Microsoft is pitching Office Live primarily as a small-business play. From the initial descriptions of the service by Office Live team members last year, it sounds as if Microsoft will be repackaging a number of the small-business services the company initially marketed via its bCentral Web site, and later, its Microsoft Small Business Web site, and marketing those as Office Live properties.

Another posting on the LiveSide site by MSN Most Valuable Professional (MVP) "jkipk" contends that Microsoft will be incorporating some of the features of its Small Business Accounting product and Windows Live Domains service into Office Live.

Jkipk also said Microsoft would likely offer a "package deal (involving Small Business Accounting, Windows Live Domains and Office Live) for small businesses looking to make better use of their computing power."

"Of course there are tools available to do the kinds of things that Office Live proposes to do already, but it's almost a full time job to find them, cobble them together, and make them work. In the real world, for a small business, there just isn't that kind of time," JKipk added.

In November, at its Live services rollout, Microsoft outlined its initial plans for Office Live packaging. At that time, company officials said Microsoft expected to field three versions of Office Live: Basics, Essentials and Collaboration.

Office Live Basics will be an ad-supported, free set of services that would allow small businesses to establish a digital identity, obtain a company domain name, host a Web site via 30 megabytes of storage, get five e-mail accounts, and use a Web design and Web analytics tool to build and analyze their sites.

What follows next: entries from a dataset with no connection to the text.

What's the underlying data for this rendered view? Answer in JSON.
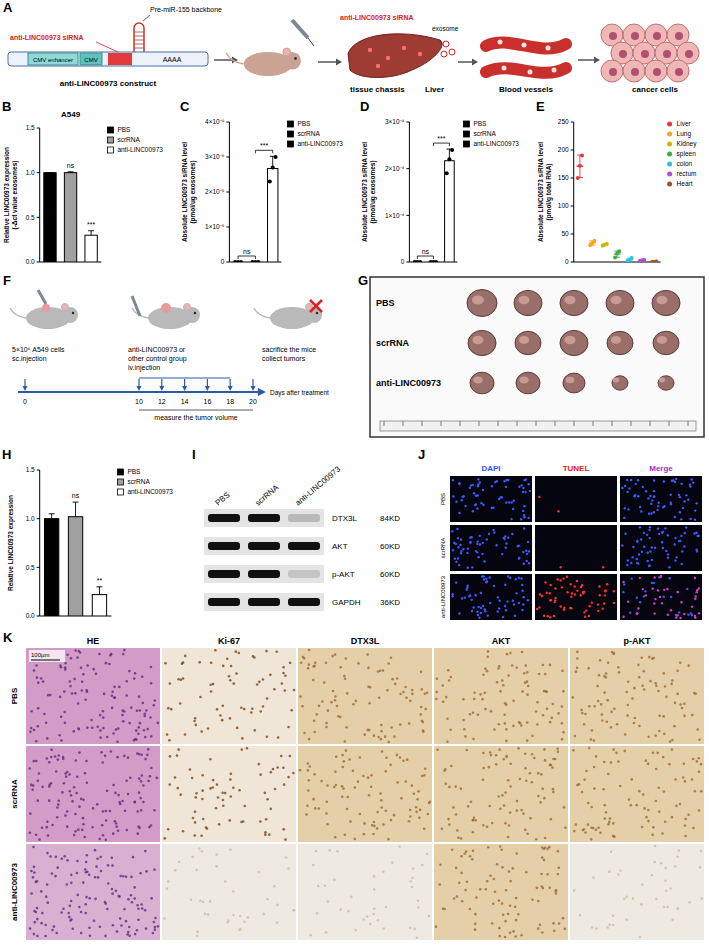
{
  "chart_data": [
    {
      "type": "bar",
      "title": "A549",
      "y_label": "Relative LINC00973 expression (-Δct value exosomes)",
      "categories": [
        "PBS",
        "scrRNA",
        "anti-LINC00973"
      ],
      "values": [
        1.0,
        1.0,
        0.3
      ],
      "errors": [
        0,
        0.01,
        0.05
      ],
      "colors": [
        "#000000",
        "#a0a0a0",
        "#ffffff"
      ],
      "ylim": [
        0,
        1.5
      ],
      "yticks": [
        {
          "value": 0,
          "label": "0.0"
        },
        {
          "value": 0.5,
          "label": "0.5"
        },
        {
          "value": 1,
          "label": "1.0"
        },
        {
          "value": 1.5,
          "label": "1.5"
        }
      ],
      "tick_labels": "y",
      "legend": "upper right",
      "annotations": [
        {
          "text": "ns",
          "category": 1
        },
        {
          "text": "***",
          "category": 2
        }
      ]
    },
    {
      "type": "bar",
      "y_label": "Absolute LINC00973 siRNA level (pmol/ug exosomes)",
      "categories": [
        "PBS",
        "scrRNA",
        "anti-LINC00973"
      ],
      "values": [
        0,
        0,
        2.67e-05
      ],
      "errors": [
        0,
        0,
        3.5e-06
      ],
      "points": [
        [
          0,
          0,
          0
        ],
        [
          0,
          0,
          0
        ],
        [
          2.3e-05,
          2.7e-05,
          3e-05
        ]
      ],
      "color": "#000000",
      "ylim": [
        0,
        4e-05
      ],
      "yticks": [
        0,
        {
          "value": 1e-05,
          "label": "1×10⁻⁵"
        },
        {
          "value": 2e-05,
          "label": "2×10⁻⁵"
        },
        {
          "value": 3e-05,
          "label": "3×10⁻⁵"
        },
        {
          "value": 4e-05,
          "label": "4×10⁻⁵"
        }
      ],
      "tick_labels": "y",
      "legend": "upper right",
      "annotations": [
        {
          "text": "ns",
          "from": 0,
          "to": 1
        },
        {
          "text": "***",
          "from": 1,
          "to": 2
        }
      ]
    },
    {
      "type": "bar",
      "y_label": "Absolute LINC00973 siRNA level (pmol/ug exosomes)",
      "categories": [
        "PBS",
        "scrRNA",
        "anti-LINC00973"
      ],
      "values": [
        0,
        0,
        0.000217
      ],
      "errors": [
        0,
        0,
        2.5e-05
      ],
      "points": [
        [
          0,
          0,
          0
        ],
        [
          0,
          0,
          0
        ],
        [
          0.00019,
          0.00022,
          0.00024
        ]
      ],
      "color": "#000000",
      "ylim": [
        0,
        0.0003
      ],
      "yticks": [
        0,
        {
          "value": 0.0001,
          "label": "1×10⁻⁴"
        },
        {
          "value": 0.0002,
          "label": "2×10⁻⁴"
        },
        {
          "value": 0.0003,
          "label": "3×10⁻⁴"
        }
      ],
      "tick_labels": "y",
      "legend": "upper right",
      "annotations": [
        {
          "text": "ns",
          "from": 0,
          "to": 1
        },
        {
          "text": "***",
          "from": 1,
          "to": 2
        }
      ]
    },
    {
      "type": "scatter",
      "y_label": "Absolute LINC00973 siRNA level (pmol/g total RNA)",
      "categories": [
        "Liver",
        "Lung",
        "Kidney",
        "spleen",
        "colon",
        "rectum",
        "Heart"
      ],
      "values": [
        171,
        34,
        30.7,
        14,
        4.3,
        3,
        0.5
      ],
      "errors": [
        20,
        4,
        1.5,
        5.5,
        2.5,
        1,
        0.3
      ],
      "points": [
        [
          150,
          172,
          190
        ],
        [
          30,
          34,
          38
        ],
        [
          29,
          31,
          32
        ],
        [
          8,
          15,
          19
        ],
        [
          2,
          4,
          7
        ],
        [
          2,
          3,
          4
        ],
        [
          0.3,
          0.5,
          0.8
        ]
      ],
      "colors": [
        "#e8383d",
        "#f5a623",
        "#c9b800",
        "#3fae49",
        "#2fc0df",
        "#b04fd0",
        "#a0522d"
      ],
      "ylim": [
        0,
        250
      ],
      "yticks": [
        0,
        50,
        100,
        150,
        200,
        250
      ],
      "tick_labels": "y",
      "legend": "upper right"
    },
    {
      "type": "bar",
      "y_label": "Relative LINC00973 expression",
      "categories": [
        "PBS",
        "scrRNA",
        "anti-LINC00973"
      ],
      "values": [
        1.0,
        1.02,
        0.22
      ],
      "errors": [
        0.05,
        0.15,
        0.08
      ],
      "colors": [
        "#000000",
        "#a0a0a0",
        "#ffffff"
      ],
      "ylim": [
        0,
        1.5
      ],
      "yticks": [
        {
          "value": 0,
          "label": "0.0"
        },
        {
          "value": 0.5,
          "label": "0.5"
        },
        {
          "value": 1,
          "label": "1.0"
        },
        {
          "value": 1.5,
          "label": "1.5"
        }
      ],
      "tick_labels": "y",
      "legend": "upper right",
      "annotations": [
        {
          "text": "ns",
          "category": 1
        },
        {
          "text": "**",
          "category": 2
        }
      ]
    }
  ],
  "figure": {
    "letters": [
      "A",
      "B",
      "C",
      "D",
      "E",
      "F",
      "G",
      "H",
      "I",
      "J",
      "K"
    ],
    "A": {
      "construct": {
        "sirna": "anti-LINC00973 siRNA",
        "backbone": "Pre-miR-155 backbone",
        "enhancer": "CMV enhancer",
        "promoter": "CMV",
        "polya": "AAAA",
        "title": "anti-LINC00973 construct"
      },
      "steps": {
        "sirna": "anti-LINC00973 siRNA",
        "exosome": "exosome",
        "chassis": "tissue chassis",
        "liver": "Liver",
        "vessels": "Blood vessels",
        "cells": "cancer cells"
      }
    },
    "F": {
      "implant": [
        "5×10⁶ A549 cells",
        "sc.injection"
      ],
      "treatment": [
        "anti-LINC00973 or",
        "other control group",
        "iv.injection"
      ],
      "end": [
        "sacrifice the mice",
        "collect tumors"
      ],
      "days": [
        0,
        10,
        12,
        14,
        16,
        18,
        20
      ],
      "measure": "measure the tumor volume",
      "axis_label": "Days after treatment"
    },
    "G": {
      "rows": [
        "PBS",
        "scrRNA",
        "anti-LINC00973"
      ]
    },
    "I": {
      "columns": [
        "PBS",
        "scrRNA",
        "anti-LINC00973"
      ],
      "rows": [
        {
          "protein": "DTX3L",
          "size": "84KD"
        },
        {
          "protein": "AKT",
          "size": "60KD"
        },
        {
          "protein": "p-AKT",
          "size": "60KD"
        },
        {
          "protein": "GAPDH",
          "size": "36KD"
        }
      ]
    },
    "J": {
      "columns": [
        "DAPI",
        "TUNEL",
        "Merge"
      ],
      "rows": [
        "PBS",
        "scrRNA",
        "anti-LINC00973"
      ]
    },
    "K": {
      "columns": [
        "HE",
        "Ki-67",
        "DTX3L",
        "AKT",
        "p-AKT"
      ],
      "rows": [
        "PBS",
        "scrRNA",
        "anti-LINC00973"
      ],
      "scale_bar": "100μm"
    }
  }
}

Office Live Essentials, as outlined by Microsoft, will include many of these same features, plus 50 e-mail accounts, Microsoft FrontPage support, and "a range of hosted small business applications to automate daily business tasks, such as customer management, project management and document management." Microsoft officials said the hosted services could work on their own, without Microsoft Office. This level of services would likely be paid and subscription-based.

Office Live Collaboration will be a completely hosted set of offerings that are managed and maintained by Microsoft. Among the offerings: Customer management, project management, document management, and a private SharePoint meeting site. Microsoft would likely make these services paid and subscription-based.

It is not clear whether Microsoft will start out by testing the Basics versions only, or if it will be fielding right away test versions of the various Office Live SKUs. Microsoft officials have declined to discuss Office Live since its initial rollout last year.